“Yes.”
“I will be careful.”
“Good. Now, we should go find some food and eat.”
“And you can tell me how to locate the Hart hacienda.”
Yes, I can, or at least about where.” He looked at Adan, “Why do you want to know so badly?”
“My father is American, and his name is Hart.”
“Who told you this?”
“My mother, before she died last year.”
Dario leaned back and said, “That’s an interesting thing to hear. Do you know which Hart it is? There are two.”
“I don’t. My mother never told me, and she kept this hidden from me until she became ill and knew she would die. She was so sick she couldn’t think straight. But he called my mother, mi jollita, his little jewel. She told me that.”
“Maybe you can ask them when you walk up to the front door and tell them you are the heir to their fortune. I’m sure they will like that, and you with your skin, you should fit right in to the family of blond haired, blue-eyed devils they are. I am being sarcastic on that, as you can tell. You will be lucky if they don’t put you up against an adobe wall for saying such a thing.”
“I have it to do. There is nowhere else to go for me.”
Dario said, “We should celebrate with a fine meal from the restaurant where my friend works.”
“What is the name of this place?”
“La Kiva. It’s partly underground.”
“Like a mine?”
“No. You’ll have to see for yourself.”
“Are we going to eat in the restaurant?”
“No, we might get reported, or there may be a Border Patrol Agent eating there. We’ll get the food and find a safe place outside, somewhere we can be out of sight.”

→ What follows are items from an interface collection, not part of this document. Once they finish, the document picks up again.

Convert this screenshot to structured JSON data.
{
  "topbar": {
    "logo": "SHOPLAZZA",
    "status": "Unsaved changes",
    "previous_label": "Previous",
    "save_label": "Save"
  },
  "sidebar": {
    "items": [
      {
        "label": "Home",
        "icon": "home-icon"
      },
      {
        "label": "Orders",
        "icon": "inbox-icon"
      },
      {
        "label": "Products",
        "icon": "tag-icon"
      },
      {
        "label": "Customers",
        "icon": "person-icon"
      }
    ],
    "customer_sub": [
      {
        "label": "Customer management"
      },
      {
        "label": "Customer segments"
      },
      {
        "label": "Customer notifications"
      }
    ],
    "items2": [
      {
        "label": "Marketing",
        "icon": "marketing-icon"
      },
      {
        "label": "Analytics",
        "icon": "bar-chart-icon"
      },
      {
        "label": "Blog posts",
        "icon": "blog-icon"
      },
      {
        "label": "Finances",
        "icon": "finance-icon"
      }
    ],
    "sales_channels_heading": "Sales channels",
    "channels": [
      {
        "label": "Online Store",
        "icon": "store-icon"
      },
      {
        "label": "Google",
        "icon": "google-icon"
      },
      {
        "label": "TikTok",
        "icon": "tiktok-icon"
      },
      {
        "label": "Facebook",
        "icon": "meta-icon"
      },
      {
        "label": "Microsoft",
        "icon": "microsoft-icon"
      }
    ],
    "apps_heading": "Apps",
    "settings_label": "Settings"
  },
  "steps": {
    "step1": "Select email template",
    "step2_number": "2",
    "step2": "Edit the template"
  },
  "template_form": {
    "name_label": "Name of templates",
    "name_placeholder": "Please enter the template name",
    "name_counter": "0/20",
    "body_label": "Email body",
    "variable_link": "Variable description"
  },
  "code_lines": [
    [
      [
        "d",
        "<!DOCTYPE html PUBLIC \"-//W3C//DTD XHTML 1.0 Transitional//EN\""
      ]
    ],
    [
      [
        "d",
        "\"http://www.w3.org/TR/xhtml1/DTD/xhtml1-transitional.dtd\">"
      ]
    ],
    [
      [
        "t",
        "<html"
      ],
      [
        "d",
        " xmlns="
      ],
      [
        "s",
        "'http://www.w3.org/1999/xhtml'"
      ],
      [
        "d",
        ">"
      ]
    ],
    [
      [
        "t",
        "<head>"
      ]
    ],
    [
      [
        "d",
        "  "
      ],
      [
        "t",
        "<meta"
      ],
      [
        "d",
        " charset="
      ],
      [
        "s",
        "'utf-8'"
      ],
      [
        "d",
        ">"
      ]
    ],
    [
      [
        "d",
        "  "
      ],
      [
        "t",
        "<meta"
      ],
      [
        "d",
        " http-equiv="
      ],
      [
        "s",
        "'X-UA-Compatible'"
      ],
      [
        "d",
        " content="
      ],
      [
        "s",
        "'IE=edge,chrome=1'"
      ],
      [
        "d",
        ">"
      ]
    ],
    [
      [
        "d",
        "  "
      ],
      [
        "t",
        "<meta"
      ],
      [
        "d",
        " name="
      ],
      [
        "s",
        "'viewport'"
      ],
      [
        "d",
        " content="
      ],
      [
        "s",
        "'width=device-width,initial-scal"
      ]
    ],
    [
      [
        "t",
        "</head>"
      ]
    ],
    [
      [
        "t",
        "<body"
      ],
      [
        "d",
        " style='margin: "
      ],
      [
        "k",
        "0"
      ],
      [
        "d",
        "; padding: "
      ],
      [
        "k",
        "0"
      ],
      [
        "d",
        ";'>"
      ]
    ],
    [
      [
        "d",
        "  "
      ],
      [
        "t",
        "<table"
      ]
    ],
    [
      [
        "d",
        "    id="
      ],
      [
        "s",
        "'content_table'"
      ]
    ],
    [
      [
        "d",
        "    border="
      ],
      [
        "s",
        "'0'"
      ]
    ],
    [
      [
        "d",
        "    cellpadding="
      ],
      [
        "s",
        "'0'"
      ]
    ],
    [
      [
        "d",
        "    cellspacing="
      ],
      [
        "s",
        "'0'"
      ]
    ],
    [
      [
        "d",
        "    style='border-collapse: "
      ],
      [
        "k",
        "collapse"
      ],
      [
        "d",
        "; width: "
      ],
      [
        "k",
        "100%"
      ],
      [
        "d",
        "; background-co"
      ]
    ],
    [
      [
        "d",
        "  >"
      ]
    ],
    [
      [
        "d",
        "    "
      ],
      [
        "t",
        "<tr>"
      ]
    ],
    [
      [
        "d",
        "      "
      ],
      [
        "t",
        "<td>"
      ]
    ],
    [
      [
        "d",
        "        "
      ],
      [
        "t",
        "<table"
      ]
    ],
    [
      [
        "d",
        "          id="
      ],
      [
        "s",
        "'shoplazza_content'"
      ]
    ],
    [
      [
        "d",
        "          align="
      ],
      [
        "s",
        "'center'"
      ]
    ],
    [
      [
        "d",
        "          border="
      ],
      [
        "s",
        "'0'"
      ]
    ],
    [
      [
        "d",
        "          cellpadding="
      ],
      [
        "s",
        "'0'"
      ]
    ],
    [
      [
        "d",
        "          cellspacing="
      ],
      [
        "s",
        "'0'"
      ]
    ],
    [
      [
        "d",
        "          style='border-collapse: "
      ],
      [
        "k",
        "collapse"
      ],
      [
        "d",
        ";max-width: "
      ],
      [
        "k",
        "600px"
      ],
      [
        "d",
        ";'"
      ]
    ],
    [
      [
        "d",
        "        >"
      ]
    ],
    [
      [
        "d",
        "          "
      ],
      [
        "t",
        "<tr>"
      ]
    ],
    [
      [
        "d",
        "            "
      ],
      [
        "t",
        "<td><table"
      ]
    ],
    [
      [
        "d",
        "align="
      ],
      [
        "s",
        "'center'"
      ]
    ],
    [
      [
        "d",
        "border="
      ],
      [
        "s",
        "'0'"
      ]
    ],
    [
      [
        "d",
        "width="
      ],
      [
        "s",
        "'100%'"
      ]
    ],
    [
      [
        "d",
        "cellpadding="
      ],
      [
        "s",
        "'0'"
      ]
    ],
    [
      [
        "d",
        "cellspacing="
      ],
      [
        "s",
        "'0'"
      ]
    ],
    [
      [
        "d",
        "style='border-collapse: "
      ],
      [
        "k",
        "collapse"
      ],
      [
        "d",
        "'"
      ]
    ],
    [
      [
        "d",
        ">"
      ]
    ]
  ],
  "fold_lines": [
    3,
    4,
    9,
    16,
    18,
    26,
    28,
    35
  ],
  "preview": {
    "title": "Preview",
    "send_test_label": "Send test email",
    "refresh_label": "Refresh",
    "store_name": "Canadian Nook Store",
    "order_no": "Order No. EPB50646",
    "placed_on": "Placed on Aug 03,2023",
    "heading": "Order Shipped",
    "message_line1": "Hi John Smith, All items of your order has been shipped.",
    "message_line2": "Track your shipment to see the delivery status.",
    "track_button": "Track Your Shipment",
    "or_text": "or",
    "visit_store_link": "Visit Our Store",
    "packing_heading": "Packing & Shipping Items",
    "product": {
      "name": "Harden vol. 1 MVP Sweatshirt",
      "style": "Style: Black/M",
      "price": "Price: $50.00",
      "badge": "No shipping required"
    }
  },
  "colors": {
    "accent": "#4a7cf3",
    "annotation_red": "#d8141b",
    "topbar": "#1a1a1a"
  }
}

“Then you will show me the white hacienda?”
“I will.”
Dario and Adan found a place at the edge of the parking lot by several tall oleanders with boulders as perimeters that they could use as seats. Adan waited while Dario went to the restaurant and returned twenty minutes later with hamburgers, fries, and two cold Dr. Peppers, the condensation already beading up and running down the sides of the bottles by the time Dario reached their eating place. They didn’t talk while eating, and Adan hadn’t realized how hungry he was until the first bite of the burger.
They finished the meals in a short time, making sure to eat every French fry and drain the soft drinks. Satisfied, they lounged in the meager shade and let the food settle before Dario led them out of town and toward the home that had loomed so large in Adan’s mind. He said, “It’s a long walk, so we need to take water with us.”
They stopped at the store and Dario bought two plastic bottles of water and two packs of salted peanuts, giving one bottle and one package of the nuts to Adan before they walked out of town into the desert and angled toward the arroyos and hills in the distance. There were houses and small mobile homes dotting the desert as they went, but after an hour, there was only the desert, the sky, and an occasional crude road.
“Where is this house?” Adan asked as he wiped sweat and dust from his forehead.
“It is beyond a place called the Christmas mountains. The ranch is large, hundreds of thousands of acres, and the house is in the middle, in a small canyon. We won’t see it until we get to the edge of that canyon. And then we will be careful and hide while we watch it.”
“I’m going up to the door and tell them who I am.”
“I know, but first, to be safe, we will watch a while. People have been shot out here before.”
“Shot?”
“What I heard, is the sheriffs said they were rustlers and had a shootout with one of the ranch hands, but I don’t think that is true.”